I offer some explanations & takeaways for this correlation:

  1. What is the value of one person trained on a product, even if they are not paying for it? Logically, it is high! Such a person may refer a friend, praise you on Twitter, or take the product with her as she switches jobs. With a large number of free users, your product becomes the market standard. Takeaway: free gives a sustained advantage by creating a large pool of trained users which results in a higher revenue growth rate.
  2. A free product forces the product team to build best-in-class onboarding. If the product is simple to use it positively impacts close rates, and hence, revenue growth.
  3. Developers are the perfect audience for free. The average developer distrusts sales; every developer company in this data set offers free or trial. Selling to developers is also a great business independent of free; the average revenue growth rate of this cohort is 60%! Thus, sales demo LFP may exhibit a lower revenue growth rate because there are no developer-oriented companies in that cohort. I do not love this explanation because it downplays the value of other buyer types. Takeaway: if you are selling to a developer audience (including VPE), only offering sales demos is a non-starter.
  4. A free package may protect a company from attacks from below market. Especially if you are #1, #2, or #3 in the market, you can shut out the #4 and #5 players by offering a compelling free package. This protects your TAM and helps you grow faster. Zoom is a great example of a company that stormed its market with a compelling free package and displaced #1-#4 players.
  5. Lastly, it is not necessary that free lifts growth rate as a revenue stream. It could simply be a great lead generation option. A great example of this is how downloads of Apache Kafka serve as leads for Confluent.

A note of caution: it is hard to add a free package later on

So, should you add a free package to your product? If you don’t have one already and you’re sub-$100m in ARR, no. Here’s my personal story behind this answer.

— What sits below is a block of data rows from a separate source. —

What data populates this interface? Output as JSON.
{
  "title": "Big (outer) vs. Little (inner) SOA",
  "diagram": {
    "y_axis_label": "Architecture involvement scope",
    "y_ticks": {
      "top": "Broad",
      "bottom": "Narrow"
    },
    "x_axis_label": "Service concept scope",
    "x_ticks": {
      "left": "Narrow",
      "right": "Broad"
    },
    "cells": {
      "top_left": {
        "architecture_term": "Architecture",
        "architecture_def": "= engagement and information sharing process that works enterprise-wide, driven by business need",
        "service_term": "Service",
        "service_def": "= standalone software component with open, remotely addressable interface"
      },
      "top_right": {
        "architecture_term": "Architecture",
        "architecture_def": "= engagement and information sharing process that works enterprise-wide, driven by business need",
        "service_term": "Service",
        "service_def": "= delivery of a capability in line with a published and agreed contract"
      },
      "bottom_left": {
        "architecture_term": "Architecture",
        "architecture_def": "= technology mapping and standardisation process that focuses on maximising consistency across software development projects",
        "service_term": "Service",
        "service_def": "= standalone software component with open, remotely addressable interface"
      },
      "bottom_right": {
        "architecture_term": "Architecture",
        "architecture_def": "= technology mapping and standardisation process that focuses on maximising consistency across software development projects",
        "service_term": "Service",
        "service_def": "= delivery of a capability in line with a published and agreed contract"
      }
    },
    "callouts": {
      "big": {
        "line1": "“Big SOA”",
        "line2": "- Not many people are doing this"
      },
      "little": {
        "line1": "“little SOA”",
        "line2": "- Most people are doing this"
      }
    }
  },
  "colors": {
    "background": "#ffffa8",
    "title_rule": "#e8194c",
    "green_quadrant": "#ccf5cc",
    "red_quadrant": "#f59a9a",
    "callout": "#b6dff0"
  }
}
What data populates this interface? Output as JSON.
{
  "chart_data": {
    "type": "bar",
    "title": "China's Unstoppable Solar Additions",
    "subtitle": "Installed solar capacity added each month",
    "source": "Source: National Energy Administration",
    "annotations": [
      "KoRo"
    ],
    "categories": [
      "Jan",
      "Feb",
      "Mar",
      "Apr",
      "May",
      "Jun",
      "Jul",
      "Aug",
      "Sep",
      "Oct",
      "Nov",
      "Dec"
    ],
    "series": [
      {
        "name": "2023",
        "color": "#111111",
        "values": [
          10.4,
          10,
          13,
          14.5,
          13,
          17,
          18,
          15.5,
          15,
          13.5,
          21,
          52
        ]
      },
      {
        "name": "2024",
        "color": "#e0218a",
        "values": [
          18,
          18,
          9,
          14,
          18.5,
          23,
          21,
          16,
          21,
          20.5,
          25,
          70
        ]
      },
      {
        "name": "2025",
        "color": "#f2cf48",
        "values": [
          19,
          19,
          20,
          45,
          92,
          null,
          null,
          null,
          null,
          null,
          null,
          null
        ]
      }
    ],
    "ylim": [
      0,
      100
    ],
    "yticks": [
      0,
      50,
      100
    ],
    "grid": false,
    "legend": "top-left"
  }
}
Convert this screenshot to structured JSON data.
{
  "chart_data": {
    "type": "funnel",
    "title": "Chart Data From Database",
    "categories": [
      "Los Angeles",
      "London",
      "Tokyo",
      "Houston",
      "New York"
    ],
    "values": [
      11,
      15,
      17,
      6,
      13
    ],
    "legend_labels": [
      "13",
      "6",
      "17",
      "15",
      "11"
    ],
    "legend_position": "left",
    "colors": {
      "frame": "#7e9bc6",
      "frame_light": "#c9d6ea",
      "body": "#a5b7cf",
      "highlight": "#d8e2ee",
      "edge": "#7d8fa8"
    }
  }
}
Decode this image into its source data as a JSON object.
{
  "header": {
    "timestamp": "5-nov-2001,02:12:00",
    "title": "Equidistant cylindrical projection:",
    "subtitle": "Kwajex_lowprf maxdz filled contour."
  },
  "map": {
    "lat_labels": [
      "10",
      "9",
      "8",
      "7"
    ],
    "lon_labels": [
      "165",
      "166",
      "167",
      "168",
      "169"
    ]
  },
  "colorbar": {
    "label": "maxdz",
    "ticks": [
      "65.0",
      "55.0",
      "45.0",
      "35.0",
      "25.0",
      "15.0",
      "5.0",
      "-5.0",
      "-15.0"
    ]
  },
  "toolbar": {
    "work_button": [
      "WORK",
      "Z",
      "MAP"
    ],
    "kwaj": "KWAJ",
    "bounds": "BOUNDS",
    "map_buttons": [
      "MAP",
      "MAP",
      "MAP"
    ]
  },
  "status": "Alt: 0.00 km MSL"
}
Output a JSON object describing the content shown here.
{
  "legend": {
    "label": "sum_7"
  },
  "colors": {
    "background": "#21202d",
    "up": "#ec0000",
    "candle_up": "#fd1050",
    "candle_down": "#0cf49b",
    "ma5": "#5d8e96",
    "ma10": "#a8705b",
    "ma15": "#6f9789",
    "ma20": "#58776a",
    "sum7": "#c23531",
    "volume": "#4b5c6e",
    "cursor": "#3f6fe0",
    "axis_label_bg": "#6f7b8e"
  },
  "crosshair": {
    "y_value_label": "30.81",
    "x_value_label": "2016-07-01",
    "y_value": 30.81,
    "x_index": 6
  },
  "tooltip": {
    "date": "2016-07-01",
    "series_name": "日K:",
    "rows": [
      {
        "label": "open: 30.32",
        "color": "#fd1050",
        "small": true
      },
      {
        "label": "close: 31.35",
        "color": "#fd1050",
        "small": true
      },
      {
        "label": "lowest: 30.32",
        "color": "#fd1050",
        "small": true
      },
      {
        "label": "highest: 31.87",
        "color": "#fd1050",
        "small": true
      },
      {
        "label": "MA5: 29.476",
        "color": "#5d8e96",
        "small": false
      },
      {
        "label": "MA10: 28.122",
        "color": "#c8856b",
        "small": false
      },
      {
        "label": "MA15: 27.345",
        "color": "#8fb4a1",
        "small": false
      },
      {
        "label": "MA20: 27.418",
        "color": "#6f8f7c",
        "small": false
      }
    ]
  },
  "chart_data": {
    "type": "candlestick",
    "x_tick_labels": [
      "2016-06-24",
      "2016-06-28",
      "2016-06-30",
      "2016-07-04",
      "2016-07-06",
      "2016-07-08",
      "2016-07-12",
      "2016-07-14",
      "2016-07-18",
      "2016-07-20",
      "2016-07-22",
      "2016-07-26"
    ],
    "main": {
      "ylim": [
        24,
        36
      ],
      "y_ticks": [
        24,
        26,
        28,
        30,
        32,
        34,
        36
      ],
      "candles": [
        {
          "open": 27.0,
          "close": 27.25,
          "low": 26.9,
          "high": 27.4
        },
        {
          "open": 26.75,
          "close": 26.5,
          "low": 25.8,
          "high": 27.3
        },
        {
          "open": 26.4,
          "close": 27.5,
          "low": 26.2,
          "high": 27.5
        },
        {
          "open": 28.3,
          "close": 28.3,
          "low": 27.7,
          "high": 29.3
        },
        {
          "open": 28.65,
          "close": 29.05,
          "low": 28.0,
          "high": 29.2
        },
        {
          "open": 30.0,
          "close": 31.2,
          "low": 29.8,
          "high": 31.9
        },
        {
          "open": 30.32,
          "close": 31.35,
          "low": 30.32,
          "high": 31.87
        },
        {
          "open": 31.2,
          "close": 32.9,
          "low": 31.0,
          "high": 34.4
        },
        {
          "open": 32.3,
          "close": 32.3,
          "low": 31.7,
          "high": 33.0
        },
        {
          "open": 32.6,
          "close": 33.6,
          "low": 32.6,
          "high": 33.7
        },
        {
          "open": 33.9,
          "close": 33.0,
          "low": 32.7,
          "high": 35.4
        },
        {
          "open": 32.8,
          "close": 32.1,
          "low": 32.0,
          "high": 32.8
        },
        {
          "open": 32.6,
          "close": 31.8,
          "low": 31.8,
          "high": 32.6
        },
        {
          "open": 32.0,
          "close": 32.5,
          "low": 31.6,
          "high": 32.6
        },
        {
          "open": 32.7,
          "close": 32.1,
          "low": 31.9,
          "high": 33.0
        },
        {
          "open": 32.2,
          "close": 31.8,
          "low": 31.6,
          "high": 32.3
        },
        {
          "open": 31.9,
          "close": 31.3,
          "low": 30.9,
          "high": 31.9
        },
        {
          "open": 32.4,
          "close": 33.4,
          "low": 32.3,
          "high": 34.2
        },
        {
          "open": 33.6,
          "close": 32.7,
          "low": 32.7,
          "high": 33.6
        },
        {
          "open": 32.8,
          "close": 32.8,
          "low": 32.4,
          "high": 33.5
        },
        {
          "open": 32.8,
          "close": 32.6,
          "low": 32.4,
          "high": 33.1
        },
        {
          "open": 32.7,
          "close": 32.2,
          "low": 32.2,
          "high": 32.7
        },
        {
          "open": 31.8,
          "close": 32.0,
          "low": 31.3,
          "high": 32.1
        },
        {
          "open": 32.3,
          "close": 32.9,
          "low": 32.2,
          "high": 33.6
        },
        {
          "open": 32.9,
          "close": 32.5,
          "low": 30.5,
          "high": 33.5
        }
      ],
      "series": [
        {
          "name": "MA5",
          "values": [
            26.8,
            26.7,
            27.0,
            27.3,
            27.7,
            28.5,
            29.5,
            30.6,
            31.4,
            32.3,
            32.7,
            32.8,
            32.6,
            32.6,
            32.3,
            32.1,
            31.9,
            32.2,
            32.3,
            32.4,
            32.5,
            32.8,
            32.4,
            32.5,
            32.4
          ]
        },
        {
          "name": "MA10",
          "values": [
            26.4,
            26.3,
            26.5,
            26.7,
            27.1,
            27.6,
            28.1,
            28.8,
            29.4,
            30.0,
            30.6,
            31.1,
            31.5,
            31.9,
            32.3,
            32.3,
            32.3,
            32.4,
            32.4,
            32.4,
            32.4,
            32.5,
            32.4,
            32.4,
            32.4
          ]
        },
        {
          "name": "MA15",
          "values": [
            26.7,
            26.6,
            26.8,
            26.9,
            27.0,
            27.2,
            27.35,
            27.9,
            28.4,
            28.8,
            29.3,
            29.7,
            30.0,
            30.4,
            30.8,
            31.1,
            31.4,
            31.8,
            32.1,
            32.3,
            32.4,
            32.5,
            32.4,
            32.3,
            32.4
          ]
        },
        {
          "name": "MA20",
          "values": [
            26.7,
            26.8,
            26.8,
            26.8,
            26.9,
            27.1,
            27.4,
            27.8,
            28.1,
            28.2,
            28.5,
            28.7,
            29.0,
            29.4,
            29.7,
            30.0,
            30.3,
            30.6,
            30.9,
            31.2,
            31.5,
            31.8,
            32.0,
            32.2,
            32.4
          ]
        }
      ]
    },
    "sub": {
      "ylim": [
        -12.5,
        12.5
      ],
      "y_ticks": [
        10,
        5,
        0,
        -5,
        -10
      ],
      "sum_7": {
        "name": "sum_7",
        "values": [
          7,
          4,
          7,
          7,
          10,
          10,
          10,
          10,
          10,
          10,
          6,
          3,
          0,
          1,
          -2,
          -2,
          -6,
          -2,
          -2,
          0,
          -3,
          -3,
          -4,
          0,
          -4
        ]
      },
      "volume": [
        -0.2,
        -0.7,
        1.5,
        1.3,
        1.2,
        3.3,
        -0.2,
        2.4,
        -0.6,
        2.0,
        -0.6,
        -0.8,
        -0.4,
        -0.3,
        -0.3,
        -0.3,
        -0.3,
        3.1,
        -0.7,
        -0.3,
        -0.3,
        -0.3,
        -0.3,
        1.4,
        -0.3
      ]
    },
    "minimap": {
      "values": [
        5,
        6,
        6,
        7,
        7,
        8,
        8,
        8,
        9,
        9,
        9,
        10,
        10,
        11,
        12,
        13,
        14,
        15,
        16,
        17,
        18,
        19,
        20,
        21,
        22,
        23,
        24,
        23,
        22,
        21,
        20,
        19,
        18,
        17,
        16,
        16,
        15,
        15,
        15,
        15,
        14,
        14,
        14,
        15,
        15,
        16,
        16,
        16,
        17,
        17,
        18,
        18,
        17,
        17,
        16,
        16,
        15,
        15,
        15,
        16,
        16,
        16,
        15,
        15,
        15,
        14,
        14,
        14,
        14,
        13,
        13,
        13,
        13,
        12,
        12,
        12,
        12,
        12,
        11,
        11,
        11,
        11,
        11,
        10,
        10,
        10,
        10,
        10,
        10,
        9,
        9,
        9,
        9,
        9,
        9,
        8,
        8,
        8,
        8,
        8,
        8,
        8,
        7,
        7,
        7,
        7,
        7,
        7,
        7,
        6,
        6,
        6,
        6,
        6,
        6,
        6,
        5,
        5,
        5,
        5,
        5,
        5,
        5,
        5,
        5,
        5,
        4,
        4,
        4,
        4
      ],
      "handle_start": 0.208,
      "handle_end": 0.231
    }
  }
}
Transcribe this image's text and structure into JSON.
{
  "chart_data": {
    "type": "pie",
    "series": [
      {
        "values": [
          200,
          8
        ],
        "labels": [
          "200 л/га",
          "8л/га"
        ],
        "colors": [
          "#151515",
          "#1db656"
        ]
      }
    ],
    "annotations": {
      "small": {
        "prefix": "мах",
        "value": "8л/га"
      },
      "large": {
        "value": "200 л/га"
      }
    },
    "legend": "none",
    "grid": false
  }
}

I started Split in 2015. Four years later, motivated by the buying behavior of developers, I added a free package.

By the time I left Split, free weekly active users and accounts outstripped paid. We had a large base of users trained on our product. This was huge. Free to paid conversions contributed to our quarterly revenues and served as a lead gen source.

However, I wouldn’t call this free package a runaway success.

In hindsight, the reasons for this are simple. I built our GTM team to focus on the enterprise. Getting to scale on one motion is hard enough, doing it on two different motions is next to impossible. I considered free an important long-term bet, but the reality of meeting quarterly revenue targets meant that it was not one of my top 3 strategic priorities. I did not give free the resources or the attention for it to have an outsized impact.

I learned that for free to be successful, it has to be part of your DNA from day 1. By DNA, I mean the people you hire. Otherwise, the gravitational pull of feeding the GTM engine and building the most enterprise-friendly product is too much to resist.

I suspect this is normal for most CEOs of early-stage companies with limited resources.

However, this “no” is not forever. As a company scales (my guess: $100m ARR), it has the resources to hire a team to solely focus on free. PagerDuty, JFrog, and Atlassian followed this path.

If you started with free, then keep at it. You will see its impact in your growth rate.